这一刻,所有人都已经能肯定,城下的那些人,果然就是传闻中的蛮族!
那是一种出自直觉的本能肯定,尽管这些边军们也从未接触过真正的蛮族之王,可如今他们仅仅从那三百人马所散发出来的无匹气势,便已能肯定他们的来历。

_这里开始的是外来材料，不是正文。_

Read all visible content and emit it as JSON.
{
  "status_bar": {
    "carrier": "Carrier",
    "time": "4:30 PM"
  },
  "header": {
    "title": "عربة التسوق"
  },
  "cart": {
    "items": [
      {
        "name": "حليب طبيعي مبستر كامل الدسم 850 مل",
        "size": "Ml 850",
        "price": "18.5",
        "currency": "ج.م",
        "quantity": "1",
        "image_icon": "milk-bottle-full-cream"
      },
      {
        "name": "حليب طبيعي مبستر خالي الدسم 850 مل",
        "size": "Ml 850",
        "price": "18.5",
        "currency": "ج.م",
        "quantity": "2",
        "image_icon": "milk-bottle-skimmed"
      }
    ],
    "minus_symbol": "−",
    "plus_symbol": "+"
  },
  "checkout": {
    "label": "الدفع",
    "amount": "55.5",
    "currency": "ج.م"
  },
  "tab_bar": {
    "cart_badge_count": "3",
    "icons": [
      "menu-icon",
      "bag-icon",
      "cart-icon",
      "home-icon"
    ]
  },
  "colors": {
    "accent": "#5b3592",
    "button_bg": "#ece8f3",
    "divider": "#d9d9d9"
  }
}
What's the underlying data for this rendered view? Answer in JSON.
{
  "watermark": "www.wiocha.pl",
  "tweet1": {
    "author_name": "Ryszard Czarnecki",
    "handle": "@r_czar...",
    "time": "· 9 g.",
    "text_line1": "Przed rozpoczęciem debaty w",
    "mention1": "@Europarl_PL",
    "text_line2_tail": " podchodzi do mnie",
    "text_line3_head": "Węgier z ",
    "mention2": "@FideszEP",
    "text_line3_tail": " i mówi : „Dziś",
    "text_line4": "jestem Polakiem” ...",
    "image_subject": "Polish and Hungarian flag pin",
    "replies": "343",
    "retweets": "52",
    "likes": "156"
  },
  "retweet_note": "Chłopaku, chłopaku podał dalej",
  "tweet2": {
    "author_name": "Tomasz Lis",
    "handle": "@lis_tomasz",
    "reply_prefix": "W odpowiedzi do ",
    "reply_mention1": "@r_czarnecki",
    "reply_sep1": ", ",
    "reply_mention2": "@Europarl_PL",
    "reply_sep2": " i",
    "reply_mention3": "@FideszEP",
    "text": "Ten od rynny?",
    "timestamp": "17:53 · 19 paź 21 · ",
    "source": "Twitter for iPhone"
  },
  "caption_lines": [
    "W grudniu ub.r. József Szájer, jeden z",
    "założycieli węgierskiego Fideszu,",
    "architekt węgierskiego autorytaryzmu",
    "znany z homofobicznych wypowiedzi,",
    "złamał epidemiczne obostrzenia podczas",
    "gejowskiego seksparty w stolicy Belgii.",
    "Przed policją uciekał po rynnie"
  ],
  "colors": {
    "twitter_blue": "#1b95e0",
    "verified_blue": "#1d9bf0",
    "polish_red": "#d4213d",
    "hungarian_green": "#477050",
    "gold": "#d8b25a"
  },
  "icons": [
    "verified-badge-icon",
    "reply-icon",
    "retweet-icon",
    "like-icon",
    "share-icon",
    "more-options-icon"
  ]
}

或许这世上便只有真正的蛮族人,才能迸发出那种足以震撼人心的骇然无匹气势。
“他们……想干什么?”熊正业禁不住浑身颤抖的喃喃说出一句话,他的声音也在颤抖,“难道蛮族真的要和大雍王朝开战了?”
倪胡子同样心神震荡,他忍不住扭头扫视了一眼身边的数十名士卒,发现所有人的神情都充满了惊恐和畏惧,冷汗正从那一张张年轻却又苍白的脸上无声滑落。
倪胡子的心顿时沉了下去。
这几年来,西北边境的驻军在军督魏长信雷厉风行的革新之下,已经呈现出与从前截然不同的面貌。无论是军纪还是装备都得到了极高的提升,从表面上看,边军的战力同样也得到了本质的改变。但边境相对太平的日子实在太长了,近两百年来,大雍王朝的边境从未发生过真正的战争,这一代的边军也从未体验过真正的战场,他们的存在的意义的确是为了抵抗北方的蛮族,可他们没有机会亲身去了解战争,也没有机会真正去了解蛮族,所有的准备都在太平安宁的外衣下变得空洞,因为蛮族所带给他们的感受只存在于传闻,而且还是已经过去太长岁月的传闻。他们知道蛮族这个名字代表了杀戮和战争,但那种恐惧也太遥远。
因为没有人会相信,那个生存于北方蛮荒之地的蛮横种族,会选择在这样一个夜里,突兀的出现在边境,而且距离如此之近。
所以当那个传闻中的敌人真正出现时,所有人都只感觉到了从内心深处冒出的震撼与恐惧,一时之间,这些边军几乎忘记了他们的职责。
蛮族人还没有发动真正的进攻,现在只是一种类似于回应似的挑衅气势,便已经让这些大雍王朝的守军感受到了原始野蛮且无比狂暴的压迫。守军们感受到的仿佛不是同为人类种族的蛮族,而是一群来自远古蛮荒的凶兽。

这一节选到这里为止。